Led by Christine Lagarde, the International Monetary Fund predicted that Brexit would be 'fairly bad to very, very bad' for the British economy.

Even committed opponents of Brexit would have to admit that, long queues at passport controls and arduous customs inspections aside, it hasn't been all that terrible.

The latest assessments from independent forecasters, such as audit and consultancy firm PwC, show that UK growth will surpass some of its European competitors by 2024.

The opposition Labor and Lib Dem parties continue to insist that the Tories have 'crashed the economy'.

Yes, a few weeks into the Liz Truss experiment in the free economy, it was awful.

But you have not yet heard the Labor leadership acknowledge that Britain subsequently outperformed expectations and that the data failed to show the resilience of post-pandemic output by 2 percent or £50 billion.

It is not just the British forecasts that are misleading.

The Economist magazine recalls that 2023 was a bad year for the economy in general. There was enormous pessimism about America and the likelihood of a recession. Instead, the U.S. economy improved by an estimated 2.4 percent.

That shouldn't be a big surprise, given Bidenomics' fiscal stimulus and more than a decade of monetary largesse.

Several studies have called into question deeply held precepts. It has long been thought that the US would be richer if more housing was built around growing cities.

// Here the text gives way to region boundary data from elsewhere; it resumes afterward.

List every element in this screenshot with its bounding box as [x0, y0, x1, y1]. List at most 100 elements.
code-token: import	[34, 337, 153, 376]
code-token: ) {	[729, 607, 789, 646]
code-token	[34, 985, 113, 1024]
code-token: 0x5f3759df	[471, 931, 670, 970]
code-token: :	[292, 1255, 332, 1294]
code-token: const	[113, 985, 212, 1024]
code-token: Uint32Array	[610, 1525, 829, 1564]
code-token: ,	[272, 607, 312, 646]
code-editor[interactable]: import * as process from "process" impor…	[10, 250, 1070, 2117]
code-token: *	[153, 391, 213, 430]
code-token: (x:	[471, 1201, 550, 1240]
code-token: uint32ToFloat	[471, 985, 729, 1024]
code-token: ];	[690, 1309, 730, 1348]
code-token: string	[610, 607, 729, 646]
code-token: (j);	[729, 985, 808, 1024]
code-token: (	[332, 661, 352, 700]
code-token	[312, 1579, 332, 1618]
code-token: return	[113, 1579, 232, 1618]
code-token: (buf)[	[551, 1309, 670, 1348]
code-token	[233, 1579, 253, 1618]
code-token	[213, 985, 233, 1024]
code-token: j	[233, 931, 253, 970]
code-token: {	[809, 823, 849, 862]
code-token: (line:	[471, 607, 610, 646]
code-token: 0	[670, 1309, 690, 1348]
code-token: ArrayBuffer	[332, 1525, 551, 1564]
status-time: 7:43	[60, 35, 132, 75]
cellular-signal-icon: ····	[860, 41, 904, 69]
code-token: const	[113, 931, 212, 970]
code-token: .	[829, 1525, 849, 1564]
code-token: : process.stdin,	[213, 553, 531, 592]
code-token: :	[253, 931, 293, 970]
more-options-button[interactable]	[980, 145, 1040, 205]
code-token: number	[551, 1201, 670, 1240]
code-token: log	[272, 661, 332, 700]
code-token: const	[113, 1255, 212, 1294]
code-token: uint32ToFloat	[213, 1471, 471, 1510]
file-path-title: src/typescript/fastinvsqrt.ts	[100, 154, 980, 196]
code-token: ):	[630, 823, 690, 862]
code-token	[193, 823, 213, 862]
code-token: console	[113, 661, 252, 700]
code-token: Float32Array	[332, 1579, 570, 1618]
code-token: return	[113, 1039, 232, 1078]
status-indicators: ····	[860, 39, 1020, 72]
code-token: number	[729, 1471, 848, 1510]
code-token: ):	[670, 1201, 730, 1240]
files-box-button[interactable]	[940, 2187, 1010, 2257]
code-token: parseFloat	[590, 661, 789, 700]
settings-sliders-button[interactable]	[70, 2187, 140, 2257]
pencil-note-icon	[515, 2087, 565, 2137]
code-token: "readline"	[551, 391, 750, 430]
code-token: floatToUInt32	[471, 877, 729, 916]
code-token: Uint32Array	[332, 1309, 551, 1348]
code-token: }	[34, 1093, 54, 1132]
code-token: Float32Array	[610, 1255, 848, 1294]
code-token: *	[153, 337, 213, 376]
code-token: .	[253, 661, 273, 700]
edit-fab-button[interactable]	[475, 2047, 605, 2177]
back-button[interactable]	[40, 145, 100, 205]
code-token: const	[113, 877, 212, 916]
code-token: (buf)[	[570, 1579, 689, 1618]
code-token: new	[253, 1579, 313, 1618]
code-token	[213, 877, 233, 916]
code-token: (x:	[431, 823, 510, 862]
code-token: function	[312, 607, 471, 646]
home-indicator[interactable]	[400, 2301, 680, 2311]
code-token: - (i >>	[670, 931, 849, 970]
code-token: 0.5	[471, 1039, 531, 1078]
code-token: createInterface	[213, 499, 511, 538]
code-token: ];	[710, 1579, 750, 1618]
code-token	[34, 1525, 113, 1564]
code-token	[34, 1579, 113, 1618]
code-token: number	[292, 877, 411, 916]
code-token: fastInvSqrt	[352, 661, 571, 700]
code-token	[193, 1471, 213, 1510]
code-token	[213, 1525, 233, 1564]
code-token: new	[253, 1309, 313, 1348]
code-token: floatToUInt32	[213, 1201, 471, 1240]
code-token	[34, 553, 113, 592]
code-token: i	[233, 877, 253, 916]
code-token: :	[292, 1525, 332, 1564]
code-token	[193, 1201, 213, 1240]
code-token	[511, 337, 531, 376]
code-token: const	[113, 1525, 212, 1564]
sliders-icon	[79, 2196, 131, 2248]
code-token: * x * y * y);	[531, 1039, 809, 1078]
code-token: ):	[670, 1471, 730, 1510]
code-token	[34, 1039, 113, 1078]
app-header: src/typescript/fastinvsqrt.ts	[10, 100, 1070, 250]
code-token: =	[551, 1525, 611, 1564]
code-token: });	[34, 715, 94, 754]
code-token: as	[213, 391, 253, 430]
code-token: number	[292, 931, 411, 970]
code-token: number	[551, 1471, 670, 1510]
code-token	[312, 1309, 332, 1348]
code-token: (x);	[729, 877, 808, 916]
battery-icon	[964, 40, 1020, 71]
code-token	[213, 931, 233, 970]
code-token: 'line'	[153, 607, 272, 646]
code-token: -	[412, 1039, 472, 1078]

Not true, say economists at the University of Washington. It is widely believed that social mobility in the US has declined in recent decades.

That is also false news. There are many more options than before to avoid the birth lottery.

In Britain, forecasting groups such as the Resolution Foundation and social action organizations such as the Joseph Rowntree Foundation are harping on social inequality: a growing gap between rich and poor.

Certainly, at the very bottom of the income scale, higher energy and food bills have caused pain.

Data from the Office for National Statistics shows that income inequality has fallen by 0.2 percent per year by some measures. Similar patterns can be seen in the US, despite Trump's 2017 tax cuts.

Who would have guessed that much of our economic story is just plain wrong.